An Adverse Drug Reaction (ADR)
What definition implies that a casual relationship between a medicinal product and an AE is at least a reasonable possibility?
The ADR definition.
ADRs may arise form use of the products within or outside the terms of the marketing authorisation of from occupational exposure. What are examples conditions of use outside the marketing authorisation?
Off-label use, overdose, misuse, abuse and medication errors. - ADRs can vary from life-threatening to minor common side-effects.
What are the following classes as if associated with the use of a medicinal product and should be reported, whether or not there is an associated AE:
- Inappropriate exposure during pregnancy (whether the foetus expose via mother taking product or transmission via semen following paternal exposure)
- Inappropriate exposure during breast feeding/lactation.
- Overdose (whether intentional, accidental or prescribed)
- Drug abuse or misuse.
- Medication errors or near misses (inc. dispensing errors, accidental exposure, maladministration etc)
- Unapproved or off-label use, inc off-label use in children or elderly.
- Reports of lack of therapeutic effect or other product complaints associated with an AE, inc suspected use of counterfeit medicines.
Events of Special Interest.
If pregnancy is associated with an event (e.g. miscarriage, induced abortion, congenital defect) what is is known as and when should it be reported?
It is known as a serious AE (SAE) and must be reported in the same time frame as all other SAEs: notification of pregnancy outcome should be within one business day of awareness.
Should the following other safety situations also be reported?
- Drug-drug or drug-food interactions.
- Suspected transmission of an infectious agent
- Occupational exposure (as a result of one’s professional or non-professional occupation)
ADRs that are known about and documented within the labelling i.e. Summary of Product Characteristics for the medicinal product are considered as what?
Expected or listed.
What are events that are not consistent with the nature, severity or outcome of the events documented within the products labelling considered as?
Unexpected or unlisted.
What criteria does an AE have to meet for it to be considered as serious?

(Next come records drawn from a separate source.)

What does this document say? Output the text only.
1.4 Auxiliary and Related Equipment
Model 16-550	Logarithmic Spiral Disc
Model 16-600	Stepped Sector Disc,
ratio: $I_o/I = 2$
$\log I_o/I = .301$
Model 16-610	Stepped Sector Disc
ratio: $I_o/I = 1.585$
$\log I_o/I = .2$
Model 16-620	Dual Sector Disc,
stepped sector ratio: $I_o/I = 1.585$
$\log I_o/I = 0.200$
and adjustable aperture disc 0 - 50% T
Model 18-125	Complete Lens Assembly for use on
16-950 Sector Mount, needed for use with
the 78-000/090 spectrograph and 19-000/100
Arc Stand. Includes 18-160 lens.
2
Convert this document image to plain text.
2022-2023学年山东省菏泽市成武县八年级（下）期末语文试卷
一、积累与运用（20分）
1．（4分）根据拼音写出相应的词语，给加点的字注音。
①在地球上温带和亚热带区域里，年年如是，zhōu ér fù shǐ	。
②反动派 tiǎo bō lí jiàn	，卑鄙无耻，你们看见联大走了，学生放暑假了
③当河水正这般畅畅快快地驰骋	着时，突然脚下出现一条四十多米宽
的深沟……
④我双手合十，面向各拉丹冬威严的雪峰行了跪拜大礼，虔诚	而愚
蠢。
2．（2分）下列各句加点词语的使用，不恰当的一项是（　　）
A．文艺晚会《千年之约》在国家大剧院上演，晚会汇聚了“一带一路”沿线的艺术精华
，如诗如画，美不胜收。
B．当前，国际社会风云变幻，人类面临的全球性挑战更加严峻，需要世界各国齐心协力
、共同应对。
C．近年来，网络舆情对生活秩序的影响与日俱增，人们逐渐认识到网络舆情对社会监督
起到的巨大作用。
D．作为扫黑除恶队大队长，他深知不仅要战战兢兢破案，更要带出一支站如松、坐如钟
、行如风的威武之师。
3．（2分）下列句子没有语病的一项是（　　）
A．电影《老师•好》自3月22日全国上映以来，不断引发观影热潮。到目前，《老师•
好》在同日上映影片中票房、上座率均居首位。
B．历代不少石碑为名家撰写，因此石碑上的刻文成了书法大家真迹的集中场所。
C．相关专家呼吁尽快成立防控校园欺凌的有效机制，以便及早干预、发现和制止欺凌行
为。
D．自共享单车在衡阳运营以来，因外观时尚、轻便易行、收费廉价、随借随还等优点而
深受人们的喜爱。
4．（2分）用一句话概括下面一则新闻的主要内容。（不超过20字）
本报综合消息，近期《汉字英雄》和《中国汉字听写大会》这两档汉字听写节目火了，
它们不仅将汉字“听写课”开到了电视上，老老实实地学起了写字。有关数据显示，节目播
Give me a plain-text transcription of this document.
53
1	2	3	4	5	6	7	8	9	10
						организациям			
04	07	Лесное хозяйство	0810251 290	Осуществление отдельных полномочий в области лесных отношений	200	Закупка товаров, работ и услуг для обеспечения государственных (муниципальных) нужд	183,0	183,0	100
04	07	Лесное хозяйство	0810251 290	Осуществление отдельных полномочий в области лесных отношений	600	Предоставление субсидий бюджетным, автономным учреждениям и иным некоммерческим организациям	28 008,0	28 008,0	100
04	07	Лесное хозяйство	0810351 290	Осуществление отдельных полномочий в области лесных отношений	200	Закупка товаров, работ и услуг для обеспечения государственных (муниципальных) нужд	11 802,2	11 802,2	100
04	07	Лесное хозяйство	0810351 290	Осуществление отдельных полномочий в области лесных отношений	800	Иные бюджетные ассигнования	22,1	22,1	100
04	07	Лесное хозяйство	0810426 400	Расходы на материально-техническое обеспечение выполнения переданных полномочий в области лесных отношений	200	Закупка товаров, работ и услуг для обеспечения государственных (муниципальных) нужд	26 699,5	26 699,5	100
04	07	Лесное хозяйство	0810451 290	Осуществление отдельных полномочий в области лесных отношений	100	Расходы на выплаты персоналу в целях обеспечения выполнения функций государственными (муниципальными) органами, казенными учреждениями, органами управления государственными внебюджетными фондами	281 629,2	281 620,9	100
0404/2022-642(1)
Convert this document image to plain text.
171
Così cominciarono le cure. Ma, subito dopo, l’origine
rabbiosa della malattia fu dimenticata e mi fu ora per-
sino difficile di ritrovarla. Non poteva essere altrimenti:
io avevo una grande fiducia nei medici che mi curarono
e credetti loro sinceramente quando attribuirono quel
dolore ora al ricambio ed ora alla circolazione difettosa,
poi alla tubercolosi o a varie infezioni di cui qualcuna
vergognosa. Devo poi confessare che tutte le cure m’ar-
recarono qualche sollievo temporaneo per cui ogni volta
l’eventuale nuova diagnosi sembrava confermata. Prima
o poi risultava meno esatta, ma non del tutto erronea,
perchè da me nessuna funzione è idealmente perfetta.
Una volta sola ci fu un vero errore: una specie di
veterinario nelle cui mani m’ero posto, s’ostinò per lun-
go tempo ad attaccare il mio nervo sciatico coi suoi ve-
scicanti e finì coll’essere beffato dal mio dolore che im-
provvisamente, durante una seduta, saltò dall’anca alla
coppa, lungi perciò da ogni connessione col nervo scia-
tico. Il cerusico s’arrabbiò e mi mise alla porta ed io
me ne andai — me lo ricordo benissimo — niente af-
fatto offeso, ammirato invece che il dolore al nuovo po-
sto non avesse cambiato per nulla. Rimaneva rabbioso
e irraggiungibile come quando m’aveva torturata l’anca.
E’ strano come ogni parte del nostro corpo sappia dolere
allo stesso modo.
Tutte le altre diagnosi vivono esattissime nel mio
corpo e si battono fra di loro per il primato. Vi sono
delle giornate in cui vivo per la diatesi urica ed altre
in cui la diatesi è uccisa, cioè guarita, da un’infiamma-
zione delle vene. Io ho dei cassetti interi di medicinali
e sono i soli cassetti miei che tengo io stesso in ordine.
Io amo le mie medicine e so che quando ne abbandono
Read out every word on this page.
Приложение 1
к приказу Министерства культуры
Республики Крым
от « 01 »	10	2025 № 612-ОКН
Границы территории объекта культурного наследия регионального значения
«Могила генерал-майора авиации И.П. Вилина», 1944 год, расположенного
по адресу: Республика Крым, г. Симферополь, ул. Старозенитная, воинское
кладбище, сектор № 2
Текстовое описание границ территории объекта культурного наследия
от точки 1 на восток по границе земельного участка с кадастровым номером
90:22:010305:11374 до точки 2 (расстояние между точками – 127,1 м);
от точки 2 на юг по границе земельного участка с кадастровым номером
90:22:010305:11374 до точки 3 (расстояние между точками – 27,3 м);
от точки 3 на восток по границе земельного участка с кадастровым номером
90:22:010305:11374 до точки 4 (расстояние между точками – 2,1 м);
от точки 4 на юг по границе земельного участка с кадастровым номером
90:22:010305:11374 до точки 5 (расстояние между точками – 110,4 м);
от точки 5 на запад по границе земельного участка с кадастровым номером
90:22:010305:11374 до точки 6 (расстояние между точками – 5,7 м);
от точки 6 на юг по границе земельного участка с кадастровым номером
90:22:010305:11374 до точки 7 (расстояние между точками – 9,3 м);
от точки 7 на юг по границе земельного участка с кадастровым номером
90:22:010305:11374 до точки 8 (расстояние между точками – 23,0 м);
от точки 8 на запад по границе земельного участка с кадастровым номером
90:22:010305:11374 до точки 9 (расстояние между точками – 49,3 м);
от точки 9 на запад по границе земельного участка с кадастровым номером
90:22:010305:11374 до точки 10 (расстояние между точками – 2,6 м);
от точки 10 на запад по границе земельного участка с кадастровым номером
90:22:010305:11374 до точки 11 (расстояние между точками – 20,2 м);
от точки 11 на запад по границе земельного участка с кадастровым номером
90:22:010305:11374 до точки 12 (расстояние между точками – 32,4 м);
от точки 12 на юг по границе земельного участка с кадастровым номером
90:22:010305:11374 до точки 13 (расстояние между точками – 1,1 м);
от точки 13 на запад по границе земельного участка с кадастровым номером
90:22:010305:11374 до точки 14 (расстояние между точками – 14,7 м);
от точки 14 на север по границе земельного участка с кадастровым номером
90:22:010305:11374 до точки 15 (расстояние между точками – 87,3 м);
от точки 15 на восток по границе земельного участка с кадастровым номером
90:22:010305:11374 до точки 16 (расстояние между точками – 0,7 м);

It has to meet one of these well-established international criteria:
- Results in death, or is life-threatening
- Required hospitalisation or prolongs and existing hospitalisation.
- Results in persistent or significant disability or incapacity.
- Results in congenital anomaly
- Is otherwise medically significant i.e. the event would not meet the preceding criteria but is considered serious because treatment or intervention would be required to prevent one of the preceding criteria.
What are all companies holding innovative or generic marketing authorisation for medicinal products in the EU legally obliged to have?
An appropriate system of PV in place to ensure the appropriate use of their medicines and to take appropriate action when necessary.
Part of this system is to promptly report relevant safety information to the worldwide regulatory authorities, for example?
European Medicines Agency (EMA) and the US Food and Drug Administration (FDA)
In order to ensure compliance with this legislation ‘to promptly report relevant safety information to the worldwide regulatory authorities’ What must all companies undergo?
Regular PV inspections by the regulatory authorities, inc. the Medicines and Healthcare products regulatory Agency (MHRA), the UKs regulatory authority.